2. Tax Considerations
Tax Relief
Tax relief is granted on pension contributions within allowable limits. Currently, the basic rate of tax is 20% and higher rate is 40%. The additional rate is 45%.
For individuals contributing to a personal pension or stakeholder plan, the contribution is made net of basic rate tax. If you invest £80 into a personal pension, the provider will add the remaining £20 and invest £100 on your behalf (claiming the tax relief back themselves from HMRC).
If the investor pays tax at higher rates, it is possible to claim back the marginal rate on some or all of the contributions via a tax return (higher and additional rates) or via a tax code adjustment for higher rate relief. In the example above, £100 is declared on the self-assessment tax return. The tax office will then credit you with the additional £20 of tax relief (so £20 of tax relief is paid into the pension plan and £20 is credited to the investor).
Self-employed investors also receive 20% tax relief immediately and claim any higher rates of tax relief via their tax return. As the income of a self employed person may be unclear until the tax year has ended, care should be taken to understand the effect on self-employed tax assessments when making pension contributions.

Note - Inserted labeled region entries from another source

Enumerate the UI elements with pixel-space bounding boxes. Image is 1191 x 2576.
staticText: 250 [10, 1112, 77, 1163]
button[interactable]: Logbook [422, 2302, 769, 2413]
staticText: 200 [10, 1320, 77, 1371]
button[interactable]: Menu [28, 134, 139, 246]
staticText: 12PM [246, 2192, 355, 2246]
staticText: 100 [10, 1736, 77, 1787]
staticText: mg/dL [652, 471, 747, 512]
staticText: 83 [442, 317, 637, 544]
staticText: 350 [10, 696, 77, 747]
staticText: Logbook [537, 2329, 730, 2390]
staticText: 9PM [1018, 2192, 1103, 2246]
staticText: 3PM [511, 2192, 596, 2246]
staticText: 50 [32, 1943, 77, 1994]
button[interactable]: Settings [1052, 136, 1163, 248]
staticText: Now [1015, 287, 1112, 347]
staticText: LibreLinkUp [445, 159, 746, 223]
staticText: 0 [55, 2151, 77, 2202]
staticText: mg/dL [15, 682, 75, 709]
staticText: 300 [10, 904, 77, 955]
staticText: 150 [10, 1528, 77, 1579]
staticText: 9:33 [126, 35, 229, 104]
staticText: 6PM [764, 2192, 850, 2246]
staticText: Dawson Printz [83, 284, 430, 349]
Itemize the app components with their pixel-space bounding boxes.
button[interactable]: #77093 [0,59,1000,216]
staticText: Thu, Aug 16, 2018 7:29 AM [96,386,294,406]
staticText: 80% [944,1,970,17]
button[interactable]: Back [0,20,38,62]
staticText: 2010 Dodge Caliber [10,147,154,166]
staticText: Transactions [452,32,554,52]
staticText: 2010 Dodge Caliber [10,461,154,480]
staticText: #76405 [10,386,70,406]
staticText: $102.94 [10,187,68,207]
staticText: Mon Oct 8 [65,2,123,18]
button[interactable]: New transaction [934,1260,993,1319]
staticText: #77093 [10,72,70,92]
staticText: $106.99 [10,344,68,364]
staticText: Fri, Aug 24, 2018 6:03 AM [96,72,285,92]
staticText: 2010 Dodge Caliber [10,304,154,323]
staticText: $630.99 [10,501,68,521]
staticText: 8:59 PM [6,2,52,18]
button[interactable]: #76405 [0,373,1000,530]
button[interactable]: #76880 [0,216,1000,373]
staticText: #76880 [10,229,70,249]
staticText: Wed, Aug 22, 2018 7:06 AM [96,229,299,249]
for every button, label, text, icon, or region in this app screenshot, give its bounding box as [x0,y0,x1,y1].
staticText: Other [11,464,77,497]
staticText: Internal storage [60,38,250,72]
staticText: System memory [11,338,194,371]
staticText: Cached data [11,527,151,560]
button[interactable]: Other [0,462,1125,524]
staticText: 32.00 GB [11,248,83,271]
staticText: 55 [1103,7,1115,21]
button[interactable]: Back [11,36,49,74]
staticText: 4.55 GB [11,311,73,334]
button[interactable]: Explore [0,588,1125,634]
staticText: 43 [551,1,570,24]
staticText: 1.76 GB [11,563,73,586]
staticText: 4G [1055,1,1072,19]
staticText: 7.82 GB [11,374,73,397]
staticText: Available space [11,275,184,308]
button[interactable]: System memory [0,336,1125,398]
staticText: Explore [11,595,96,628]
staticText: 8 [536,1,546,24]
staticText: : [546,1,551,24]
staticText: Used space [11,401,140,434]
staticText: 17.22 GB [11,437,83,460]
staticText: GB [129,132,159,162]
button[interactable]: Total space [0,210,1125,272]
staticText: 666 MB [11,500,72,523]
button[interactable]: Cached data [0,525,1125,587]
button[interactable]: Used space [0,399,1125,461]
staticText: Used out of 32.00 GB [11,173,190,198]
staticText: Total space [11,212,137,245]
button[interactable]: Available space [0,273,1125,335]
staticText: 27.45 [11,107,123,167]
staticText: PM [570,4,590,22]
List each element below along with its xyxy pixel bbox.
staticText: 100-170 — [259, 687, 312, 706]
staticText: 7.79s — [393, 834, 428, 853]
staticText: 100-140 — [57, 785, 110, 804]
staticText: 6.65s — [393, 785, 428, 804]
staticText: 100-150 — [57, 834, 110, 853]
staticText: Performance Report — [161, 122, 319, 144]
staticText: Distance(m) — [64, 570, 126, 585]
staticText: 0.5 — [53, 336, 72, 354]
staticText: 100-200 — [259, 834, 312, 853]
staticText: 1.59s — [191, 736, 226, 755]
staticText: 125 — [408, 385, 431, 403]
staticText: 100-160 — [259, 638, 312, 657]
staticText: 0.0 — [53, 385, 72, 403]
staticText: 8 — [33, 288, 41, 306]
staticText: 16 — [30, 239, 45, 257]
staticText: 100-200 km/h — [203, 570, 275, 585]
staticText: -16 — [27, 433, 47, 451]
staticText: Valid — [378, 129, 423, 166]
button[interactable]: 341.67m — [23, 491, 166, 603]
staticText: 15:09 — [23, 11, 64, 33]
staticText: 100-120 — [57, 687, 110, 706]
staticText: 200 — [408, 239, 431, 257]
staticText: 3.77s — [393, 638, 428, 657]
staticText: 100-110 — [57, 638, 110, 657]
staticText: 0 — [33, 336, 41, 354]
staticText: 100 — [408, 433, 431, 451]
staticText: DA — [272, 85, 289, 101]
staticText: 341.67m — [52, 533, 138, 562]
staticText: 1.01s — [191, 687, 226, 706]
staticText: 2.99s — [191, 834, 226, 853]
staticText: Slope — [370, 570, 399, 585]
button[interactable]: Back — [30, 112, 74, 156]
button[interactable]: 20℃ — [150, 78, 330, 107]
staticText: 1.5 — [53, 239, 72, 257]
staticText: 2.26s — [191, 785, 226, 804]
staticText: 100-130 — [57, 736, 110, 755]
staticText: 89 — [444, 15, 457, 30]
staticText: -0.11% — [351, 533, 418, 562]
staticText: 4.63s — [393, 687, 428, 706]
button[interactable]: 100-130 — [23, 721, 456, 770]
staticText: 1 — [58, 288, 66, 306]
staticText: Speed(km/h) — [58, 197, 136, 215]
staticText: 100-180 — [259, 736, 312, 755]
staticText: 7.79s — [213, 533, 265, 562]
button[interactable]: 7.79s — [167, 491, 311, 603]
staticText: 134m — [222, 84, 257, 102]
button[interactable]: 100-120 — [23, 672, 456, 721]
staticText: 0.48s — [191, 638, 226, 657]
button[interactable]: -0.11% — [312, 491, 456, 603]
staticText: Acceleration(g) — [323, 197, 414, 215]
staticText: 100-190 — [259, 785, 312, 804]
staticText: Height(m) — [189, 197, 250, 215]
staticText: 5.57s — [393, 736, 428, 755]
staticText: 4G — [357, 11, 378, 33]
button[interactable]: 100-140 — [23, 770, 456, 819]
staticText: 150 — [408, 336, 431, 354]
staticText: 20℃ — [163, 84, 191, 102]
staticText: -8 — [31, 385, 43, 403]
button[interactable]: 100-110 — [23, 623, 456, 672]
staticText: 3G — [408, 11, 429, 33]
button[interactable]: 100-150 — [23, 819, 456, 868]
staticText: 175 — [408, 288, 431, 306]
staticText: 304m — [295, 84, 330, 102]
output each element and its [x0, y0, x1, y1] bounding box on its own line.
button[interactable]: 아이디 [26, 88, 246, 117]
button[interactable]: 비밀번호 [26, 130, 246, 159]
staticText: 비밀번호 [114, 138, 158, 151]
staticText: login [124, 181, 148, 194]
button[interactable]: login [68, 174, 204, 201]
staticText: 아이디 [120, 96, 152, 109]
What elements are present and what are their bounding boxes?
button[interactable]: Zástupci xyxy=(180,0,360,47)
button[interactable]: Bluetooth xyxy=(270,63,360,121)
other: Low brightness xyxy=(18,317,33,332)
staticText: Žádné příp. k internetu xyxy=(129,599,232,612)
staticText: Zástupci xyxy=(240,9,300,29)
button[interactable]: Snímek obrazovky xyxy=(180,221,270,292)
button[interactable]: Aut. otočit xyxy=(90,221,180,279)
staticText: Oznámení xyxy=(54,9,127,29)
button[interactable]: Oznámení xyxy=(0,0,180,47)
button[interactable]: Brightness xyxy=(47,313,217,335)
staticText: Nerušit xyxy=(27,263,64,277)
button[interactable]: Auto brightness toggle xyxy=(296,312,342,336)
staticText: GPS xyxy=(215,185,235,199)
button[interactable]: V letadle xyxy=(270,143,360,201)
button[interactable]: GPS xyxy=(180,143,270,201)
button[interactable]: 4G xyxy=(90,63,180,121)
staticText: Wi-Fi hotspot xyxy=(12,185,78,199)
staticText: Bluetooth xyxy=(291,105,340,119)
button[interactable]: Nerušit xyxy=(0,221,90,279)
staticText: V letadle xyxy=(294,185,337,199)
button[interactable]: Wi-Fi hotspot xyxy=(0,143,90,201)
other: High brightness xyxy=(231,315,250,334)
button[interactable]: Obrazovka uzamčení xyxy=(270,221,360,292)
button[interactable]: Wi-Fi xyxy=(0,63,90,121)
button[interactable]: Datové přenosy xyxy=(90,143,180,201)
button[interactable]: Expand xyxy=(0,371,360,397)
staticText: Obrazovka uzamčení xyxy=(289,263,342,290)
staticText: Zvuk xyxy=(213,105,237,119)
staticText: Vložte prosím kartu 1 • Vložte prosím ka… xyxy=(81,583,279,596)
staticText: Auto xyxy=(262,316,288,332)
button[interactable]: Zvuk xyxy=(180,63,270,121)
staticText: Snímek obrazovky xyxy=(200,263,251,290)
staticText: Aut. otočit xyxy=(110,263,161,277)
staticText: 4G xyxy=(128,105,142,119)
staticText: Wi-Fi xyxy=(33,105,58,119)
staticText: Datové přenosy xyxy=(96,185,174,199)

The tax treatment is dependent on individual circumstances and may be subject to change in future.
Restrictions on Payments
The total amount you (and your employer or other third parties) can save each year toward a pension, without suffering a tax charge, is limited to the ‘annual allowance’. The annual allowance for the tax year 2023/24 is £60,000 for most people (but can be less for those with high income). You may be able to carry forward unused annual allowance from the previous three years (ie. back to 2020/2021 for 2023/24).
Your personal contributions that are eligible for tax relief are limited to 100% of your earnings, subject to the annual allowance cap, or £3,600. You can invest up to £3,600 per year gross in a personal pension (and still receive the 20% tax relief) even if you have no earnings. There is no tax relief on pension contributions after age 75. As the person making the contributions does not have to be the same as the person benefiting from the pension, this facility can be helpful in providing a pension for a non-working spouse – or for children and grandchildren as part of inheritance tax planning.